Fleet Foxes: Helplessness Blues

     Do Fleet Foxes really need any introduction? The Seattle-based sextet ran headlong into the limelight in 2008 with their self-titled debut; an album that became one of the most talked about of that year. The band consists of Robin Pecknold, Skyler Skjelset and Christian Wargo, three of the six that make up the factory of feel-good folk music that is Fleet Foxes. Three years after their tremendous debut, this band is still churning out brilliant music that oozes summer love and that blows your every worry away.
     Fleet Foxes are very much a folk group, defined by their harmonious vocals and happy, soothing sound. The feel of this band hasn't changed much from their first album to this one, but the sound has been polished and there are bigger, more ambitious ideas present here, that I felt the previous record was lacking in. The main selling point for this album though, is definitely the vibes it gives off. Happiness. Joy. Softness. These are the words that spring to your mind as it frolics through the cloudless field that is this twelve track masterpiece. A true achievement in feel-good music.
     Every track feels as though the band has taken a lot of time over the lyrics, but not in a complicated and over-thought way. They give the impression that they care, and that helps the music connect with the listener. Joy has been extracted from every corner of the album in this way, from the "fur of the collie 'neath the table" on 'Sim Sala Bim' to "warm in his hands" on 'Someone You'd Admire'. All the songs are sang with a very pure-sounding, honest tone that reinforces the ideas on this album. Coming to the vocals, there are six people in Fleet Foxes, and the voices of the four that sing accumulate into a sweet and sugary harmony that hits all the right places.

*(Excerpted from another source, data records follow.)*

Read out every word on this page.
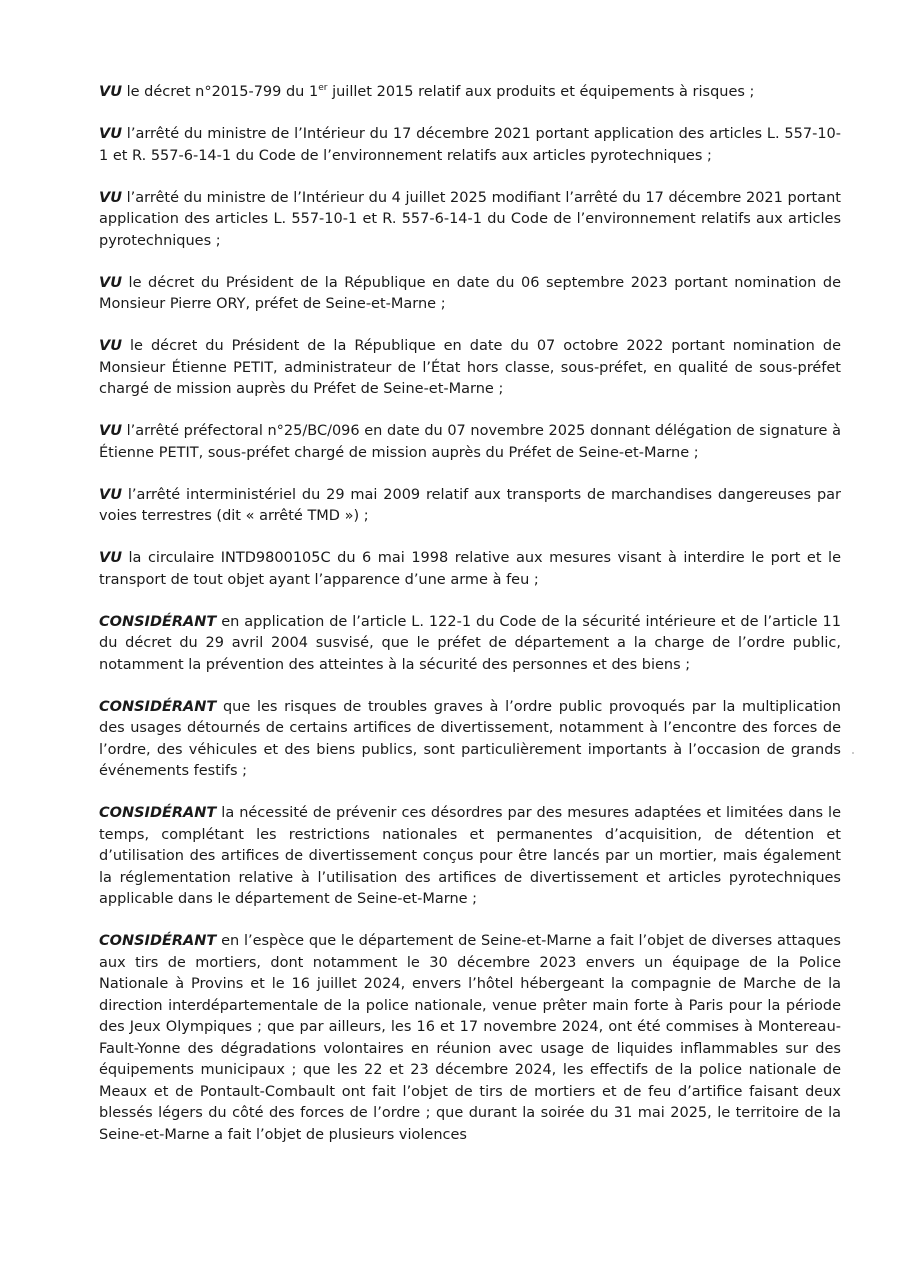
VU le décret n°2015-799 du 1er juillet 2015 relatif aux produits et équipements à risques ;

VU l’arrêté du ministre de l’Intérieur du 17 décembre 2021 portant application des articles L. 557-10-1 et R. 557-6-14-1 du Code de l’environnement relatifs aux articles pyrotechniques ;

VU l’arrêté du ministre de l’Intérieur du 4 juillet 2025 modifiant l’arrêté du 17 décembre 2021 portant application des articles L. 557-10-1 et R. 557-6-14-1 du Code de l’environnement relatifs aux articles pyrotechniques ;

VU le décret du Président de la République en date du 06 septembre 2023 portant nomination de Monsieur Pierre ORY, préfet de Seine-et-Marne ;

VU le décret du Président de la République en date du 07 octobre 2022 portant nomination de Monsieur Étienne PETIT, administrateur de l’État hors classe, sous-préfet, en qualité de sous-préfet chargé de mission auprès du Préfet de Seine-et-Marne ;

VU l’arrêté préfectoral n°25/BC/096 en date du 07 novembre 2025 donnant délégation de signature à Étienne PETIT, sous-préfet chargé de mission auprès du Préfet de Seine-et-Marne ;

VU l’arrêté interministériel du 29 mai 2009 relatif aux transports de marchandises dangereuses par voies terrestres (dit « arrêté TMD ») ;

VU la circulaire INTD9800105C du 6 mai 1998 relative aux mesures visant à interdire le port et le transport de tout objet ayant l’apparence d’une arme à feu ;

CONSIDÉRANT en application de l’article L. 122-1 du Code de la sécurité intérieure et de l’article 11 du décret du 29 avril 2004 susvisé, que le préfet de département a la charge de l’ordre public, notamment la prévention des atteintes à la sécurité des personnes et des biens ;

CONSIDÉRANT que les risques de troubles graves à l’ordre public provoqués par la multiplication des usages détournés de certains artifices de divertissement, notamment à l’encontre des forces de l’ordre, des véhicules et des biens publics, sont particulièrement importants à l’occasion de grands événements festifs ;

CONSIDÉRANT la nécessité de prévenir ces désordres par des mesures adaptées et limitées dans le temps, complétant les restrictions nationales et permanentes d’acquisition, de détention et d’utilisation des artifices de divertissement conçus pour être lancés par un mortier, mais également la réglementation relative à l’utilisation des artifices de divertissement et articles pyrotechniques applicable dans le département de Seine-et-Marne ;

CONSIDÉRANT en l’espèce que le département de Seine-et-Marne a fait l’objet de diverses attaques aux tirs de mortiers, dont notamment le 30 décembre 2023 envers un équipage de la Police Nationale à Provins et le 16 juillet 2024, envers l’hôtel hébergeant la compagnie de Marche de la direction interdépartementale de la police nationale, venue prêter main forte à Paris pour la période des Jeux Olympiques ; que par ailleurs, les 16 et 17 novembre 2024, ont été commises à Montereau-Fault-Yonne des dégradations volontaires en réunion avec usage de liquides inflammables sur des équipements municipaux ; que les 22 et 23 décembre 2024, les effectifs de la police nationale de Meaux et de Pontault-Combault ont fait l’objet de tirs de mortiers et de feu d’artifice faisant deux blessés légers du côté des forces de l’ordre ; que durant la soirée du 31 mai 2025, le territoire de la Seine-et-Marne a fait l’objet de plusieurs violences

     A song that stood out for me as a sound we haven't really heard before is 'The Shrine / An Argument' At the start in particular there are spots at which the vocals from Robin Pecknold build into a fiercely joyous shout. In an almost apologetic manner, Fleet Foxes offsets this immediately with a soft and harmonious section that feels perfectly performed. Another sound from the same track is that of a beating drum and strong acoustic guitar strumming. Experimentation as well. This track is certainly the most interesting for me, simply because of the variety it retains. There are soft vocals and soft instruments, but then there are loud instruments and strange sounds. A wonderful track in a frankly wonderful album.
     In a way though, with all the vocal harmonies and sugary melodies, I can understand why some people may find this record and perhaps Fleet Foxes in general, slightly overwhelming. Their sound is one of magnitude, but not in a punk or aggressive way. Their sound is one of happiness, trying to wrap the world in it's golden glow. If you're a fan of folk music, or indeed music in general, this is nothing less that a must have. A record awe-inspiring and care-free, this is a modern classic and one that is truly beautiful.